If consumers “need” sugary drinks, they will keep buying them even at higher prices, so they pay most of the tax.
Always relate tax incidence to elasticity, not statutory burden.
Equity Considerations: Regressive vs Progressive
Is the Sugar Tax Regressive?
Regressive tax: A tax that takes a higher proportion of income from low-income individuals.
Arguments for regressivity:
- Lower-income groups consume more sugary drinks
- Demand is relatively inelastic
- Therefore, they pay a larger share of income in tax
However, the key counterargument is that the policy may generate progressive health benefits.
There is a trade-off between financial regressivity and health progressivity. Welfare analysis must consider both monetary and non-monetary outcomes.
Poorer individuals may pay more tax, but they also gain more from improved health outcomes.
Evidence
- Financially regressive, but only to a small degree
- Health benefits are larger for lower socio-economic groups
- Reduction in disease disproportionately benefits poorer populations
- Sugar tax may be regressive in income terms
- But progressive in health outcomes
- Net welfare effect depends on weighting of these factors
Policy Challenges
1. Alternative Policies
- Regulation (e.g. sugar limits)
- Behavioural “nudges” (e.g. labelling, placement)
2. Substitution Effects
- Consumers may switch to untaxed sugary alternatives
Ignoring substitution effects when evaluating policy effectiveness
3. Business Impact
- Reduced demand may affect employment
- Industry restructuring may occur
Policy evaluation must consider general equilibrium effects, not just partial equilibrium outcomes.
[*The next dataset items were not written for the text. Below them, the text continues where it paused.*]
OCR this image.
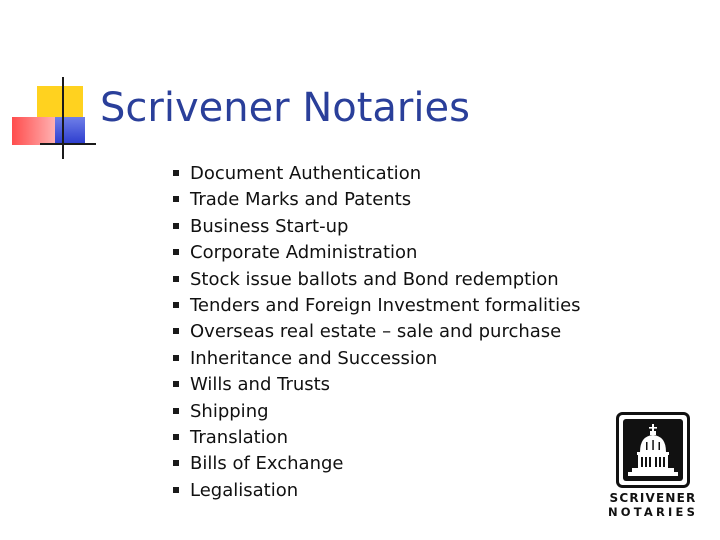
Scrivener Notaries
Document Authentication
Trade Marks and Patents
Business Start-up
Corporate Administration
Stock issue ballots and Bond redemption
Tenders and Foreign Investment formalities
Overseas real estate – sale and purchase
Inheritance and Succession
Wills and Trusts
Shipping
Translation
Bills of Exchange
Legalisation	SCRIVENER
NOTARIES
Empirical Evaluation of Sugar Taxes
Research Objectives
- Effect on prices
- Effect on consumption
Methodological Approaches
1. Before–After Comparisons
- Compare outcomes before and after tax implementation
- Weak due to confounding factors
Assuming all changes are caused by the policy
2. Difference-in-Differences (DiD)
- Compare treated vs control groups over time
- Attempts to isolate causal effect
Difference-in-differences: A quasi-experimental method comparing changes in outcomes between treatment and control groups.
DiD relies on the parallel trends assumption, meaning both groups would have evolved similarly without treatment.
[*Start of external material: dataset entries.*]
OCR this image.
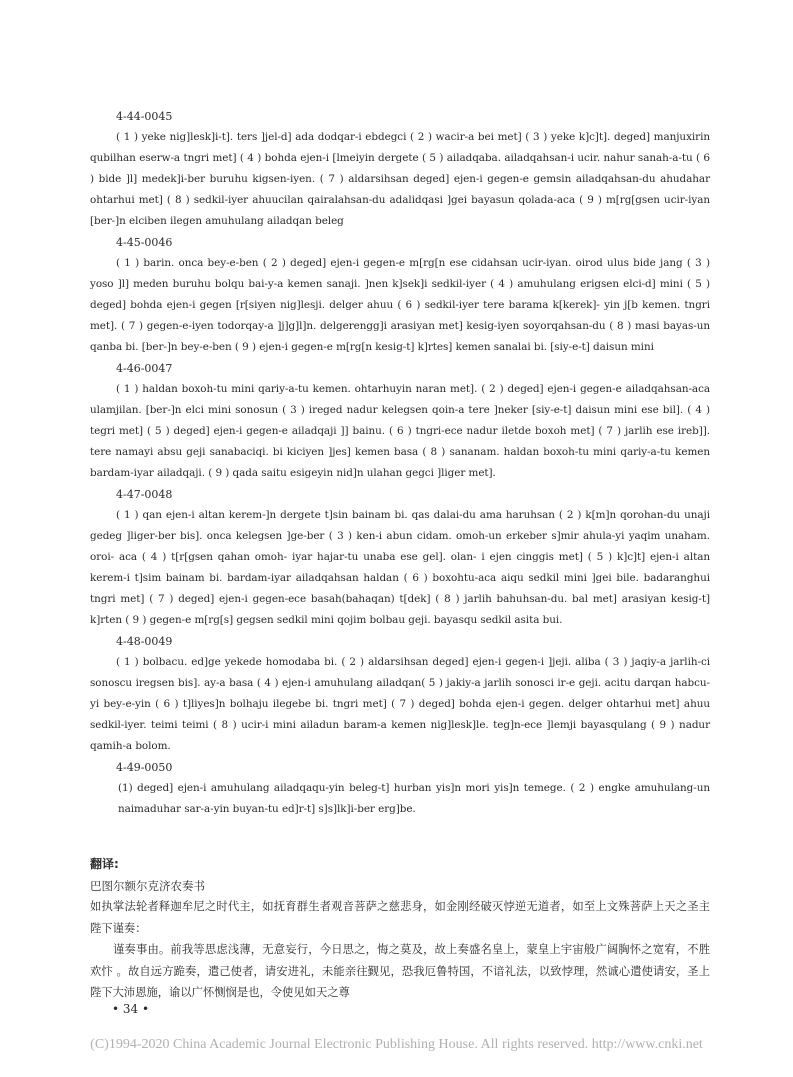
4-44-0045

( 1 ) yeke nig]lesk]i-t]. ters ]jel-d] ada dodqar-i ebdegci ( 2 ) wacir-a bei met] ( 3 ) yeke k]c]t]. deged] manjuxirin qubilhan eserw-a tngri met] ( 4 ) bohda ejen-i [lmeiyin dergete ( 5 ) ailadqaba. ailadqahsan-i ucir. nahur sanah-a-tu ( 6 ) bide ]l] medek]i-ber buruhu kigsen-iyen. ( 7 ) aldarsihsan deged] ejen-i gegen-e gemsin ailadqahsan-du ahudahar ohtarhui met] ( 8 ) sedkil-iyer ahuucilan qairalahsan-du adalidqasi ]gei bayasun qolada-aca ( 9 ) m[rg[gsen ucir-iyan [ber-]n elciben ilegen amuhulang ailadqan beleg

4-45-0046

( 1 ) barin. onca bey-e-ben ( 2 ) deged] ejen-i gegen-e m[rg[n ese cidahsan ucir-iyan. oirod ulus bide jang ( 3 ) yoso ]l] meden buruhu bolqu bai-y-a kemen sanaji. ]nen k]sek]i sedkil-iyer ( 4 ) amuhulang erigsen elci-d] mini ( 5 ) deged] bohda ejen-i gegen [r[siyen nig]lesji. delger ahuu ( 6 ) sedkil-iyer tere barama k[kerek]- yin j[b kemen. tngri met]. ( 7 ) gegen-e-iyen todorqay-a ]j]g]l]n. delgerengg]i arasiyan met] kesig-iyen soyorqahsan-du ( 8 ) masi bayas-un qanba bi. [ber-]n bey-e-ben ( 9 ) ejen-i gegen-e m[rg[n kesig-t] k]rtes] kemen sanalai bi. [siy-e-t] daisun mini

4-46-0047

( 1 ) haldan boxoh-tu mini qariy-a-tu kemen. ohtarhuyin naran met]. ( 2 ) deged] ejen-i gegen-e ailadqahsan-aca ulamjilan. [ber-]n elci mini sonosun ( 3 ) ireged nadur kelegsen qoin-a tere ]neker [siy-e-t] daisun mini ese bil]. ( 4 ) tegri met] ( 5 ) deged] ejen-i gegen-e ailadqaji ]] bainu. ( 6 ) tngri-ece nadur iletde boxoh met] ( 7 ) jarlih ese ireb]]. tere namayi absu geji sanabaciqi. bi kiciyen ]jes] kemen basa ( 8 ) sananam. haldan boxoh-tu mini qariy-a-tu kemen bardam-iyar ailadqaji. ( 9 ) qada saitu esigeyin nid]n ulahan gegci ]liger met].

4-47-0048

( 1 ) qan ejen-i altan kerem-]n dergete t]sin bainam bi. qas dalai-du ama haruhsan ( 2 ) k[m]n qorohan-du unaji gedeg ]liger-ber bis]. onca kelegsen ]ge-ber ( 3 ) ken-i abun cidam. omoh-un erkeber s]mir ahula-yi yaqim unaham. oroi- aca ( 4 ) t[r[gsen qahan omoh- iyar hajar-tu unaba ese gel]. olan- i ejen cinggis met] ( 5 ) k]c]t] ejen-i altan kerem-i t]sim bainam bi. bardam-iyar ailadqahsan haldan ( 6 ) boxohtu-aca aiqu sedkil mini ]gei bile. badaranghui tngri met] ( 7 ) deged] ejen-i gegen-ece basah(bahaqan) t[dek] ( 8 ) jarlih bahuhsan-du. bal met] arasiyan kesig-t] k]rten ( 9 ) gegen-e m[rg[s] gegsen sedkil mini qojim bolbau geji. bayasqu sedkil asita bui.

4-48-0049

( 1 ) bolbacu. ed]ge yekede homodaba bi. ( 2 ) aldarsihsan deged] ejen-i gegen-i ]jeji. aliba ( 3 ) jaqiy-a jarlih-ci sonoscu iregsen bis]. ay-a basa ( 4 ) ejen-i amuhulang ailadqan( 5 ) jakiy-a jarlih sonosci ir-e geji. acitu darqan habcu-yi bey-e-yin ( 6 ) t]liyes]n bolhaju ilegebe bi. tngri met] ( 7 ) deged] bohda ejen-i gegen. delger ohtarhui met] ahuu sedkil-iyer. teimi teimi ( 8 ) ucir-i mini ailadun baram-a kemen nig]lesk]le. teg]n-ece ]lemji bayasqulang ( 9 ) nadur qamih-a bolom.

4-49-0050

(1) deged] ejen-i amuhulang ailadqaqu-yin beleg-t] hurban yis]n mori yis]n temege. ( 2 ) engke amuhulang-un naimaduhar sar-a-yin buyan-tu ed]r-t] s]s]lk]i-ber erg]be.

翻译:
巴图尔额尔克济农奏书

如执掌法轮者释迦牟尼之时代主，如抚育群生者观音菩萨之慈悲身，如金刚经破灭悖逆无道者，如至上文殊菩萨上天之圣主陛下谨奏：

谨奏事由。前我等思虑浅薄，无意妄行，今日思之，悔之莫及，故上奏盛名皇上，蒙皇上宇宙般广阔胸怀之宽宥，不胜欢忭 。故自远方跪奏，遣己使者，请安进礼，未能亲往觐见，恐我厄鲁特国，不谙礼法，以致悖理，然诚心遣使请安，圣上陛下大沛恩施，谕以广怀恻悯是也，令使见如天之尊

• 34 •
(C)1994-2020 China Academic Journal Electronic Publishing House. All rights reserved. http://www.cnki.net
Always mention the validity of the control group when discussing DiD.
Empirical Findings
- Sugar taxes consistently increase prices
- Most studies find reduced consumption of taxed drinks
- Stronger effects where:
- Tax rates are higher
- Pass-through to prices is complete
- Tax scope is broader
Higher prices discourage consumption, especially when substitutes are limited.
- Price increases are robust across studies
- Consumption falls in most cases
- Policy effectiveness depends on design
Overall Evaluation
The sugar tax is a textbook example of corrective taxation aimed at addressing market failure. However, its effectiveness depends critically on behavioural responses, elasticity, substitution patterns, and policy design. While concerns about regressivity exist, broader welfare analysis suggests potentially significant public health benefits.
Bibliography
Griffith, R., O’Connell, M. and Smith, K. (2019) The evidence on the effects of soft drink taxes. IFS Briefing Note BN255.
Teng, A.M. et al. (2019) Impact of sugar-sweetened beverage taxes on purchases and dietary intake: Systematic review and meta-analysis.
CORE Econ (2020) The Economy: Unit 12 – Market failure and externalities.